Geschrieben von:/Posted by: Uri Blass at 26 June 2004 01:31:08:
Als Antwort auf:/In reply to: Re: More WBEC output examination... {LGPGNVER} geschrieben von:/posted by: Dieter Bürßner at 26 June 2004 00:37:29:

323 moves will be enough for legal chess positions. 9 Q, 2 R, 2 B, 2 N, 1 K
9*27+2*14+2*13+2*8+10 (including 2 castling moves).

castling move are moves of the king and if the king can castle then by definition it have not more than 7 moves so you can replace 10 by 8.
If you are intersted in the maximal number of legal moves of 9 queens then you can try to solve by a program the maximal number of n queens for smaller n by trying all possibilities.

Yes, thanks for pointing it out. Additionally, at least one of those two rooks could not have more then 10 moves.
I thought the same. There are "only" 64!/(55!*9!) = 27,540,584,512 different positions with 9 queens. A program should be easily able to test 1e6 positions per second -> less than 8 hours (probably much less). A prove would need a bit more. Perhaps one of those queens happens to have less than 8 moves, and a 3rd knight would be better (but I doubt it).
This actually would be a nice programming excersize.

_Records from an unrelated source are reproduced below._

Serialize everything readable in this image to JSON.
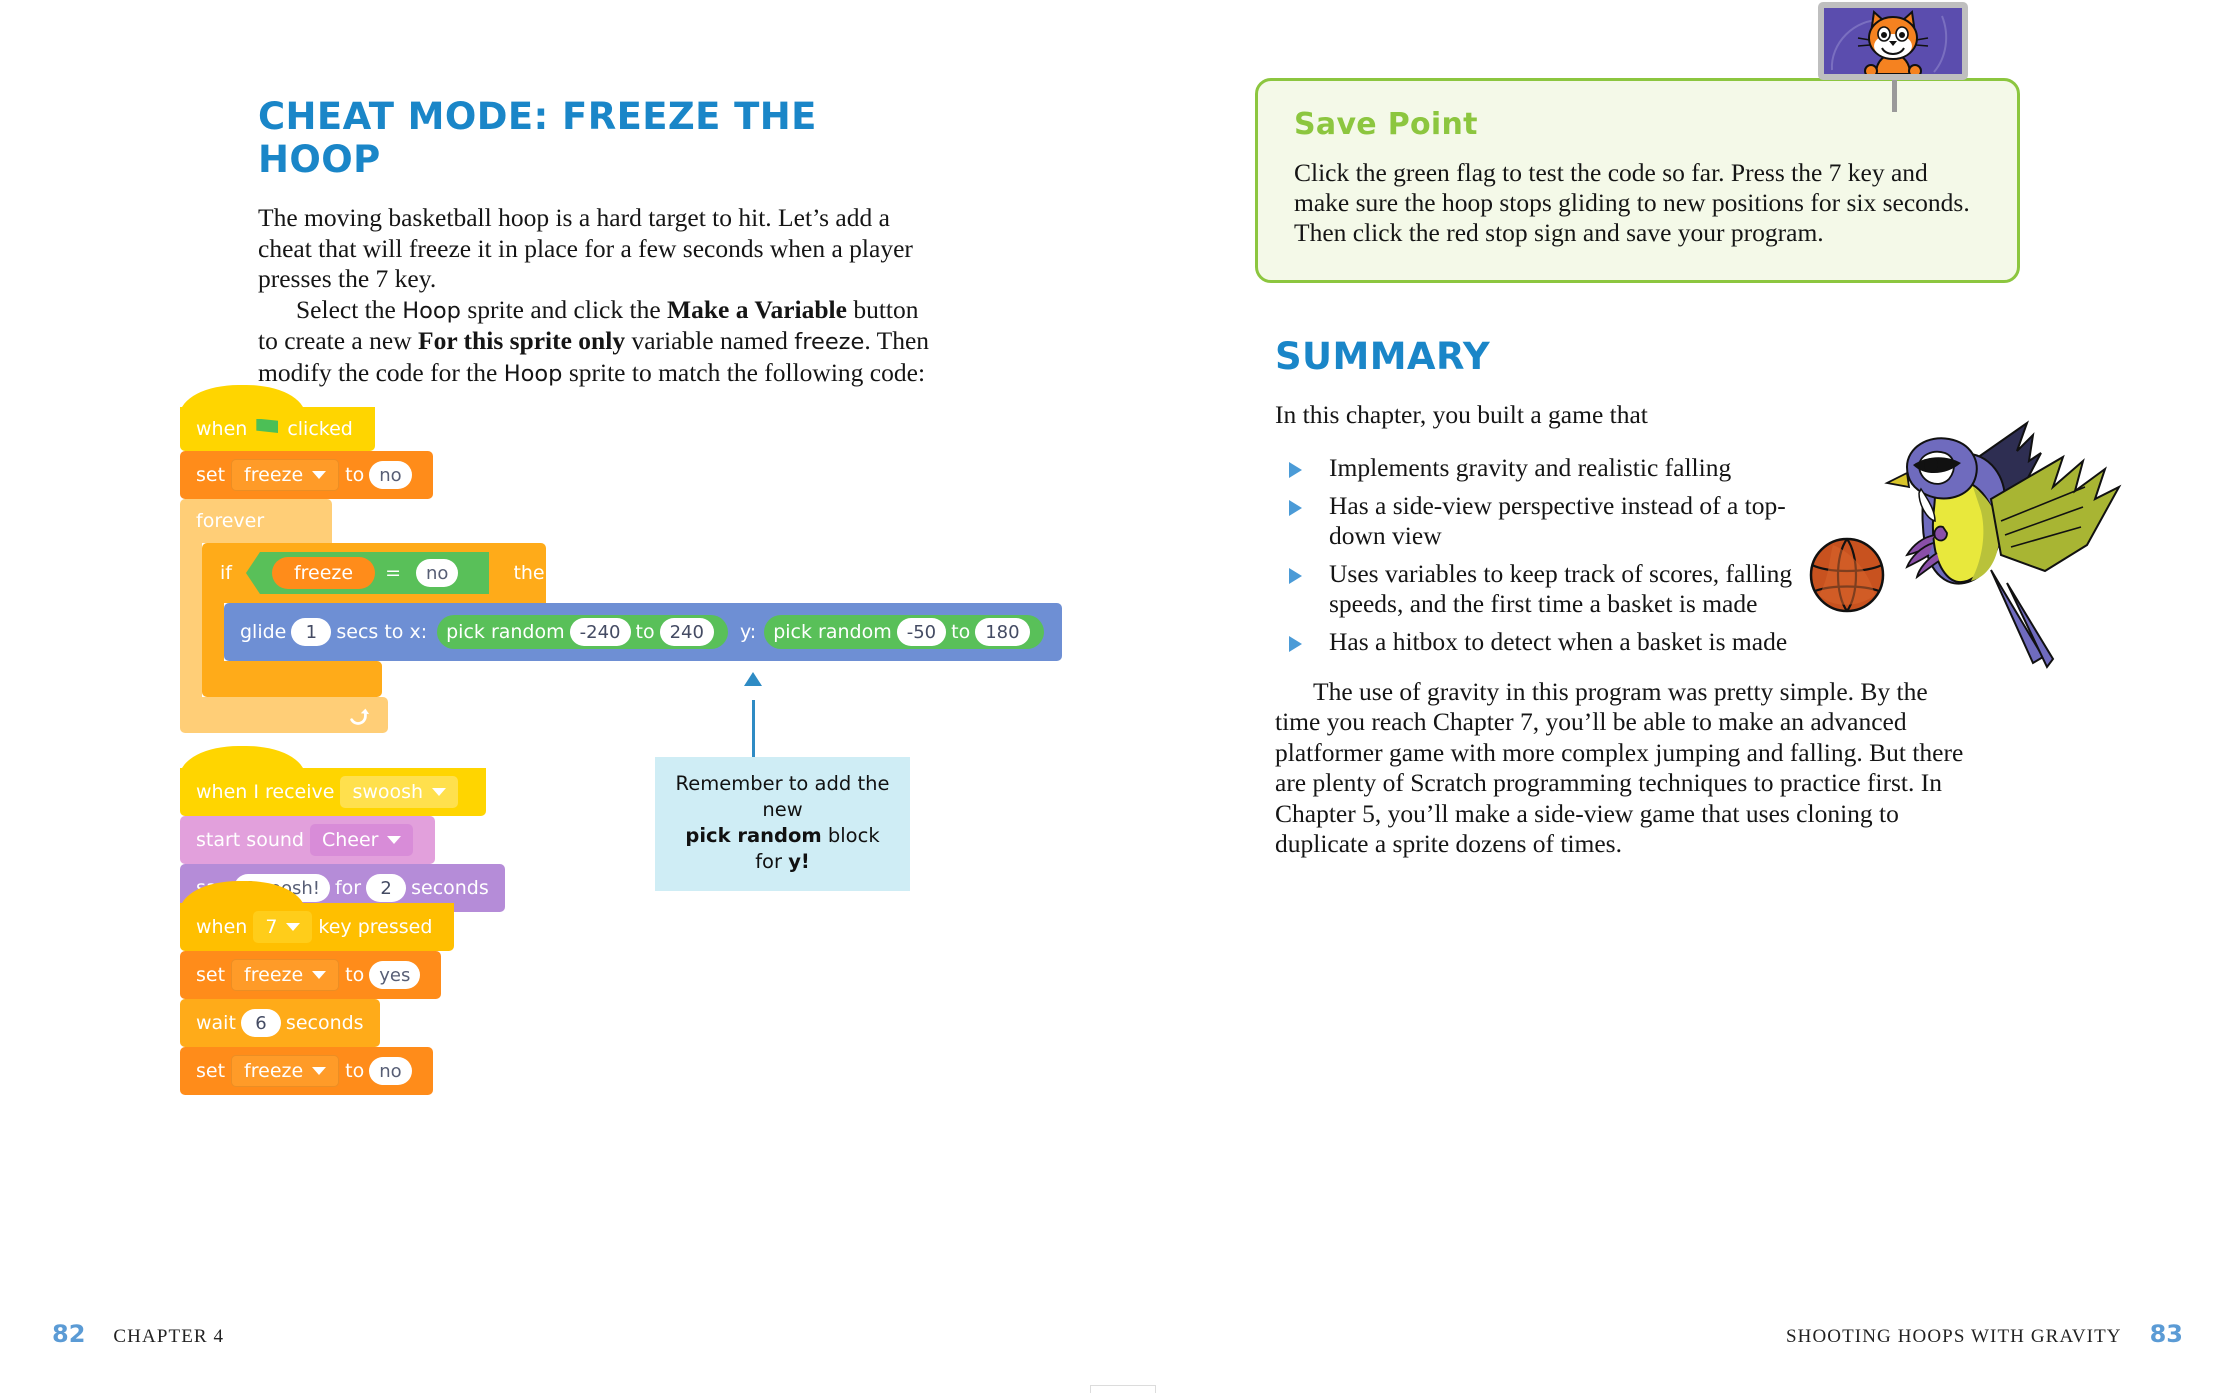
{
  "left_page": {
    "heading": "Cheat Mode: Freeze the Hoop",
    "para1": "The moving basketball hoop is a hard target to hit. Let’s add a cheat that will freeze it in place for a few seconds when a player presses the 7 key.",
    "para2_parts": {
      "t1": "Select the ",
      "code1": "Hoop",
      "t2": " sprite and click the ",
      "bold1": "Make a Variable",
      "t3": " button to create a new ",
      "bold2": "For this sprite only",
      "t4": " variable named ",
      "code2": "freeze",
      "t5": ". Then modify the code for the ",
      "code3": "Hoop",
      "t6": " sprite to match the following code:"
    },
    "callout": {
      "line1": "Remember to add the new",
      "line2_bold": "pick random",
      "line2_mid": " block for ",
      "line2_bold2": "y!"
    }
  },
  "scripts": {
    "script1": {
      "hat": {
        "when": "when",
        "icon": "green-flag-icon",
        "clicked": "clicked"
      },
      "set1": {
        "set": "set",
        "variable": "freeze",
        "to": "to",
        "value": "no"
      },
      "forever": "forever",
      "if": {
        "if": "if",
        "var": "freeze",
        "op": "=",
        "value": "no",
        "then": "then"
      },
      "glide": {
        "glide": "glide",
        "secs": "1",
        "secs_to_x": "secs to x:",
        "pick_random_x": "pick random",
        "x_from": "-240",
        "x_to_label": "to",
        "x_to": "240",
        "y_label": "y:",
        "pick_random_y": "pick random",
        "y_from": "-50",
        "y_to_label": "to",
        "y_to": "180"
      },
      "loop_arrow": "loop-arrow-icon"
    },
    "script2": {
      "hat": {
        "when_i_receive": "when I receive",
        "message": "swoosh"
      },
      "start_sound": {
        "label": "start sound",
        "sound": "Cheer"
      },
      "say": {
        "say": "say",
        "text": "Swoosh!",
        "for": "for",
        "secs": "2",
        "seconds": "seconds"
      }
    },
    "script3": {
      "hat": {
        "when": "when",
        "key": "7",
        "key_pressed": "key pressed"
      },
      "set1": {
        "set": "set",
        "variable": "freeze",
        "to": "to",
        "value": "yes"
      },
      "wait": {
        "wait": "wait",
        "secs": "6",
        "seconds": "seconds"
      },
      "set2": {
        "set": "set",
        "variable": "freeze",
        "to": "to",
        "value": "no"
      }
    }
  },
  "right_page": {
    "save_point": {
      "title": "Save Point",
      "body": "Click the green flag to test the code so far. Press the 7 key and make sure the hoop stops gliding to new positions for six seconds. Then click the red stop sign and save your program."
    },
    "summary": {
      "heading": "Summary",
      "intro": "In this chapter, you built a game that",
      "bullets": [
        "Implements gravity and realistic falling",
        "Has a side-view perspective instead of a top-down view",
        "Uses variables to keep track of scores, falling speeds, and the first time a basket is made",
        "Has a hitbox to detect when a basket is made"
      ],
      "closing": "The use of gravity in this program was pretty simple. By the time you reach Chapter 7, you’ll be able to make an advanced platformer game with more complex jumping and falling. But there are plenty of Scratch programming techniques to practice first. In Chapter 5, you’ll make a side-view game that uses cloning to duplicate a sprite dozens of times."
    }
  },
  "footers": {
    "left_folio": "82",
    "left_runhead": "Chapter 4",
    "right_runhead": "Shooting Hoops with Gravity",
    "right_folio": "83"
  },
  "colors": {
    "accent_blue": "#1a86c8",
    "folio_blue": "#5B9BD5",
    "savepoint_green": "#8CC63F",
    "savepoint_bg": "#F4F9E8",
    "callout_bg": "#CFEDF5",
    "arrow_blue": "#2E8BC4"
  }
}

One should be able to program it from scratch in a few hours.
Regards,
Dieter

I think that this problem can be solved by brute force.
You do not need to search all cases and there are cases when even after 8 queens you already know that you cannot be even close to the maximal number.
Imagine queens at a1,b1,c1.d1,e1,f1,g1,h1
Every queen see exactly 14 squares so you have 14*8=112 squares
112+27+14*2+13*2+8*2+8=215

[Dan Honeycutt]

Geschrieben von:/Posted by: Dan Honeycutt at 26 June 2004 03:31:06:
Als Antwort auf:/In reply to: Re: More WBEC output examination... {LGPGNVER} geschrieben von:/posted by: Uri Blass at 26 June 2004 01:31:08:

323 moves will be enough for legal chess positions. 9 Q, 2 R, 2 B, 2 N, 1 K
9*27+2*14+2*13+2*8+10 (including 2 castling moves).

castling move are moves of the king and if the king can castle then by definition it have not more than 7 moves so you can replace 10 by 8.
If you are intersted in the maximal number of legal moves of 9 queens then you can try to solve by a program the maximal number of n queens for smaller n by trying all possibilities.

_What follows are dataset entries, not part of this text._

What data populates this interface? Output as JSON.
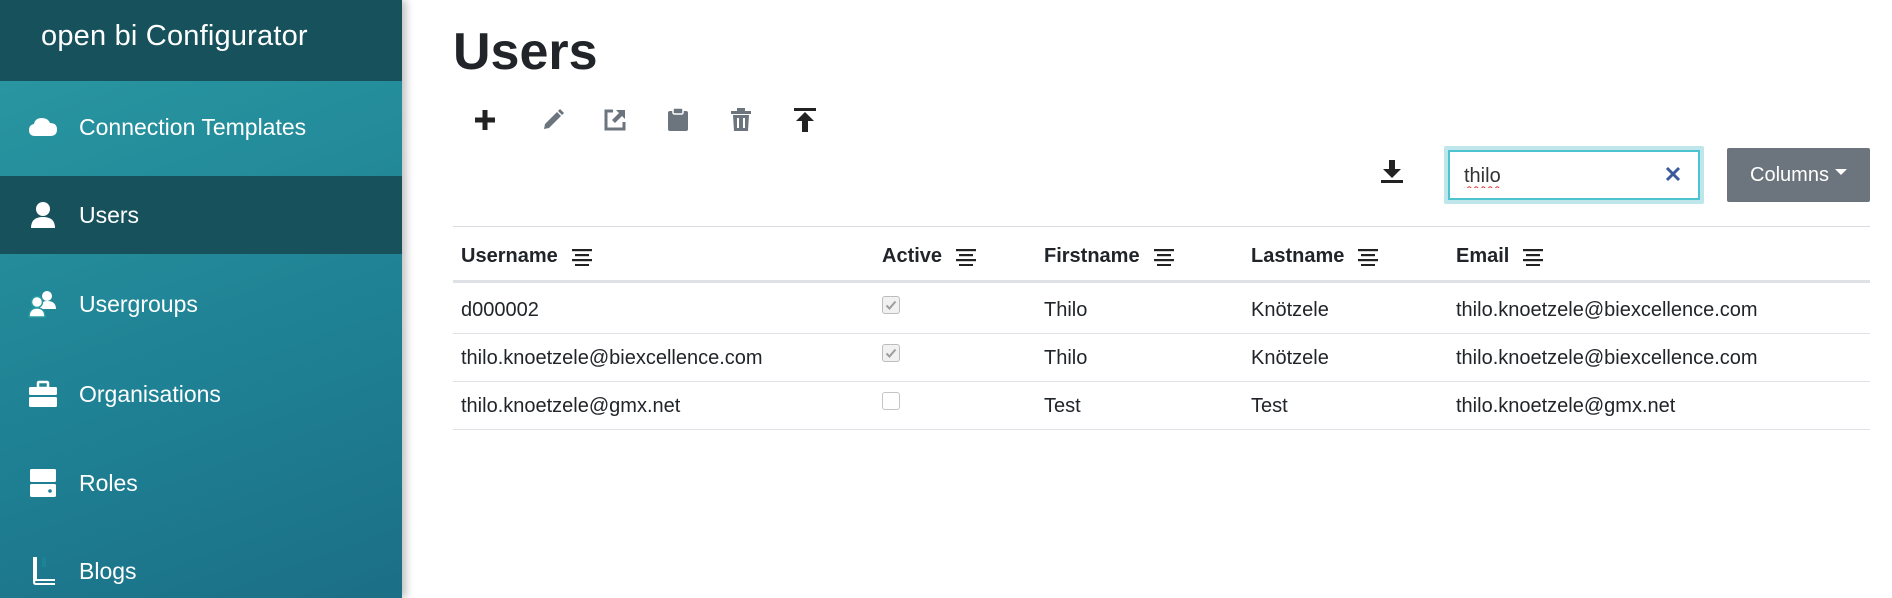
{
  "app": {
    "title": "open bi Configurator"
  },
  "sidebar": {
    "items": [
      {
        "label": "Connection Templates",
        "icon": "cloud-icon",
        "active": false
      },
      {
        "label": "Users",
        "icon": "user-icon",
        "active": true
      },
      {
        "label": "Usergroups",
        "icon": "users-icon",
        "active": false
      },
      {
        "label": "Organisations",
        "icon": "briefcase-icon",
        "active": false
      },
      {
        "label": "Roles",
        "icon": "server-icon",
        "active": false
      },
      {
        "label": "Blogs",
        "icon": "book-icon",
        "active": false
      }
    ]
  },
  "page": {
    "title": "Users"
  },
  "toolbar": {
    "buttons": [
      "plus-icon",
      "pencil-icon",
      "external-link-icon",
      "clipboard-icon",
      "trash-icon",
      "upload-icon"
    ]
  },
  "search": {
    "value": "thilo"
  },
  "columns_button": {
    "label": "Columns"
  },
  "table": {
    "headers": [
      "Username",
      "Active",
      "Firstname",
      "Lastname",
      "Email"
    ],
    "rows": [
      {
        "username": "d000002",
        "active": true,
        "firstname": "Thilo",
        "lastname": "Knötzele",
        "email": "thilo.knoetzele@biexcellence.com"
      },
      {
        "username": "thilo.knoetzele@biexcellence.com",
        "active": true,
        "firstname": "Thilo",
        "lastname": "Knötzele",
        "email": "thilo.knoetzele@biexcellence.com"
      },
      {
        "username": "thilo.knoetzele@gmx.net",
        "active": false,
        "firstname": "Test",
        "lastname": "Test",
        "email": "thilo.knoetzele@gmx.net"
      }
    ]
  },
  "colors": {
    "sidebar_dark": "#17525c",
    "sidebar_gradient_start": "#2a9aa3",
    "sidebar_gradient_end": "#1b6f86",
    "columns_button": "#6c757d",
    "search_focus": "#4cc4cf"
  }
}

Yes, thanks for pointing it out. Additionally, at least one of those two rooks could not have more then 10 moves.
I thought the same. There are "only" 64!/(55!*9!) = 27,540,584,512 different positions with 9 queens. A program should be easily able to test 1e6 positions per second -> less than 8 hours (probably much less). A prove would need a bit more. Perhaps one of those queens happens to have less than 8 moves, and a 3rd knight would be better (but I doubt it).
This actually would be a nice programming excersize. One should be able to program it from scratch in a few hours.
Regards,
Dieter

I think that this problem can be solved by brute force.
You do not need to search all cases and there are cases when even after 8 queens you already know that you cannot be even close to the maximal number.
Imagine queens at a1,b1,c1.d1,e1,f1,g1,h1
Every queen see exactly 14 squares so you have 14*8=112 squares
112+27+14*2+13*2+8*2+8=215You can even calculate 112+26+13*2+12*2+7*2+7=207Uri

I think a few less than 218. The queens can't control every square as the opponent king has to go somewhere. Best I could do tinkering was 198:
R6Q/5Q2/3Q4/1Q6/6Q1/4Q3/2Q4B/Q3QK1k w - -
Dan H.

[Uri Blass]

Geschrieben von:/Posted by: Uri Blass at 26 June 2004 04:35:08:
Als Antwort auf:/In reply to: Re: More WBEC output examination... {LGPGNVER} geschrieben von:/posted by: Dan Honeycutt at 26 June 2004 03:31:06:

323 moves will be enough for legal chess positions. 9 Q, 2 R, 2 B, 2 N, 1 K
9*27+2*14+2*13+2*8+10 (including 2 castling moves).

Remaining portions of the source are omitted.